Dr. Raymond N., Executive Chairman of the Board of The Mark Foundation for Cancer Research. “The additional steps that President Joe Biden announced today are essential in the ongoing fight against cancer,” Dubois said. “To defeat this disease, it will not only take a holistic government approach, but significant investment from the private sector to fund research that will transform cancer prevention, diagnosis and treatment. We applaud the President’s decision to sign The executive order established the Biotechnology and Biomanufacture Initiative to continue to ensure the technologies and innovations needed to end cancer as we know it and save millions of lives.”

said carnival National Cancer Institute The study was designed so that any promising clinical results could be rapidly put into widespread practice, while longer-term studies – expected to last a decade – progress.
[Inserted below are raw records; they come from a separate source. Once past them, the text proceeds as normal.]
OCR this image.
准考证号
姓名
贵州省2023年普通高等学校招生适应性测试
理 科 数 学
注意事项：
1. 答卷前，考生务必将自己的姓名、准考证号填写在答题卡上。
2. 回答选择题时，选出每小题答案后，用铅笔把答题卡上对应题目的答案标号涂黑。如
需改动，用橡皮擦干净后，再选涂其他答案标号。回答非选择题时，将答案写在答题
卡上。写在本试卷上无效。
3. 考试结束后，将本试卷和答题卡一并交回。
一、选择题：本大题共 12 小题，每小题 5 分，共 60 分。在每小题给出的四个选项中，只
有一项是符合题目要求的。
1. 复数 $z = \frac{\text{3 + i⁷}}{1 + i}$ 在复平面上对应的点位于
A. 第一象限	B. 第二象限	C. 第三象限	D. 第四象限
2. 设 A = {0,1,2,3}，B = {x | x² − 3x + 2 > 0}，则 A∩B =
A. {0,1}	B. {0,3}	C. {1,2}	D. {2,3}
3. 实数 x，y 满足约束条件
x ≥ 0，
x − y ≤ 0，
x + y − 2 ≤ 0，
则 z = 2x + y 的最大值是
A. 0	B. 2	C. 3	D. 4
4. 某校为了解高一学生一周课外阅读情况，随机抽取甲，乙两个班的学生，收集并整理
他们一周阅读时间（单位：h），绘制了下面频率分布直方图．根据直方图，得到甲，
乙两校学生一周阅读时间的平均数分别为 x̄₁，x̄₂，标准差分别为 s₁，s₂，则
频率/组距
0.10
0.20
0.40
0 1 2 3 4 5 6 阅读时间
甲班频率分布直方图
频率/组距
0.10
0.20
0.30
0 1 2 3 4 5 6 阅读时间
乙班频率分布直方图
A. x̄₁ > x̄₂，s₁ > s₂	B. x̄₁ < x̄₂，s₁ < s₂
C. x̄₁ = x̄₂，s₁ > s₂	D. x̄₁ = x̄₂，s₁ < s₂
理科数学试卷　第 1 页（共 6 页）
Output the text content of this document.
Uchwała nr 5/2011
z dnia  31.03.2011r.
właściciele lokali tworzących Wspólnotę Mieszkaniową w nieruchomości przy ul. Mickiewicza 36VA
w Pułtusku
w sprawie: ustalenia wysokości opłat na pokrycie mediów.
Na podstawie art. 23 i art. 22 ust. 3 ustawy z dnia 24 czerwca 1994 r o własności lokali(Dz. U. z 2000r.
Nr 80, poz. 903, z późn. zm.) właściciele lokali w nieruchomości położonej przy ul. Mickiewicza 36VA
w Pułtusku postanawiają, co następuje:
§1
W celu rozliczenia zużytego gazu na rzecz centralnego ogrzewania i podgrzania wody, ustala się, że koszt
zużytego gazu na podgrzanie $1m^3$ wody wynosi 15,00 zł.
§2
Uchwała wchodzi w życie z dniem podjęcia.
She said the goal is to move closer to a future where cancer can be detected through routine blood work, potentially replacing more invasive and cumbersome procedures such as colonoscopy, and therefore saving lives.

Scientists now understand that cancer is not a single disease, but hundreds of diseases that respond differently to different treatments. Some cancers have biomarkers that can be targeted by existing drugs that will slow tumor growth. Many more targets await discovery.
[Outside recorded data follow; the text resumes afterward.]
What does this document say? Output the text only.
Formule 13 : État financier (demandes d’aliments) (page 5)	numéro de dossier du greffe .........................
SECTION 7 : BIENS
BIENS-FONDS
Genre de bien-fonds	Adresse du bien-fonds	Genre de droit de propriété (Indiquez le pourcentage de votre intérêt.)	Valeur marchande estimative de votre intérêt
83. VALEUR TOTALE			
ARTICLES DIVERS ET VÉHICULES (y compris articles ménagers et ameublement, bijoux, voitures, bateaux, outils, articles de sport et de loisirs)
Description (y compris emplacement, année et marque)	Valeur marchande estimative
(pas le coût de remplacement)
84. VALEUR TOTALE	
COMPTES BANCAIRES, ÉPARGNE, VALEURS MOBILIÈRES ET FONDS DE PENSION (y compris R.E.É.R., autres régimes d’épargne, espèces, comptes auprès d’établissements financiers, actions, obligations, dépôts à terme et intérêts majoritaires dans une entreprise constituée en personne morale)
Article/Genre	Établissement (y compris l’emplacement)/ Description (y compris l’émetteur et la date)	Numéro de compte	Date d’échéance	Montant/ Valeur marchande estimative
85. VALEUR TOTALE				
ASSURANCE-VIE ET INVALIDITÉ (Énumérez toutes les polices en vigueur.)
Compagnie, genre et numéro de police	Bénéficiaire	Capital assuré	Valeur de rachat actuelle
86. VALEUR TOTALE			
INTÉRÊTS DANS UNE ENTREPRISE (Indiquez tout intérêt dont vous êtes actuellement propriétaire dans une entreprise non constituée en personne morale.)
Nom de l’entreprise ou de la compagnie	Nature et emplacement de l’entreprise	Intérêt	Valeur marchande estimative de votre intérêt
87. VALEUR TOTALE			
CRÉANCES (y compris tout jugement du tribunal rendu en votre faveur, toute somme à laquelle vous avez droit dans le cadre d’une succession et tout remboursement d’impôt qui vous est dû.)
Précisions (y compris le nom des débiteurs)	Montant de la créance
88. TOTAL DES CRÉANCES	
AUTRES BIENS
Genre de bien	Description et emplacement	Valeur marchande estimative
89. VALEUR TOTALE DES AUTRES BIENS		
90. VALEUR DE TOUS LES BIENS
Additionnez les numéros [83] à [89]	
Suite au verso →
“How do we learn which treatments are effective in which subtypes of disease? To me it’s marine,” said Donald A. Berry, a biostatistician at the University of Texas MD Anderson Cancer Center. “The possibilities are huge. The challenges are huge.”

Despite the challenges, he is optimistic about halving cancer mortality in the next 25 years.

“We can achieve that 50% goal by sufficiently slowing the disease in various cancers without curing them,” Berry said. “If I were to bet on whether we’d get this 50% reduction, I’d bet yes.”

Even without new breakthroughs, progress can be made by making care more equitable, said Dr. Crystal Denlinger, Chief Scientific Officer National Comprehensive Cancer NetworkA group of elite cancer centers.

And any effort to reduce cancer mortality will need to focus on the biggest cancer killer, which is lung cancer. Mostly caused by smoking, lung cancer now causes more cancer deaths than any other cancer. Of the 1,670 cancer deaths in the United States every day, more than 350 are from lung cancer.

lung cancer screening is helpful. The American Cancer Society says such screening helped reduce cancer mortality by 32% from its peak from 1991 to 2019, the most recent year for which numbers are available.

But only 5% of eligible patients are being screened for lung cancer.

“It’s sad,” said lung specialist Dr. Roy Herbst Yale Cancer Center.

“The moon must be a social reform as well as a scientific and medical reform,” Herbst said. “We have to find a way that makes screening easier, that it is fully covered, that we have more screening facilities.”

of Dr. Michael Hassett Dana-Farber Cancer Institute in Boston, said Mr Biden’s goal of reducing cancer deaths could be accomplished by following two parallel paths: one by discovery and the other by ensuring that more people benefit from existing treatments and preventive approaches. are picking up.

“If we can address both aspects, both challenges, great progress is possible,” Hassett said.

In breast cancer, for example, many women who could benefit from the hormone-blocking pill either never start therapy or stop taking it before the recommended five years, Hassett’s research found.

“Those are big gaps,” Hassett said. “It’s a treatment that’s effective. But if a lot of people aren’t taking that drug or if they’re taking it but are stopping it before they finish the course of therapy, the drug that can offer benefits.” He doesn’t realize it.”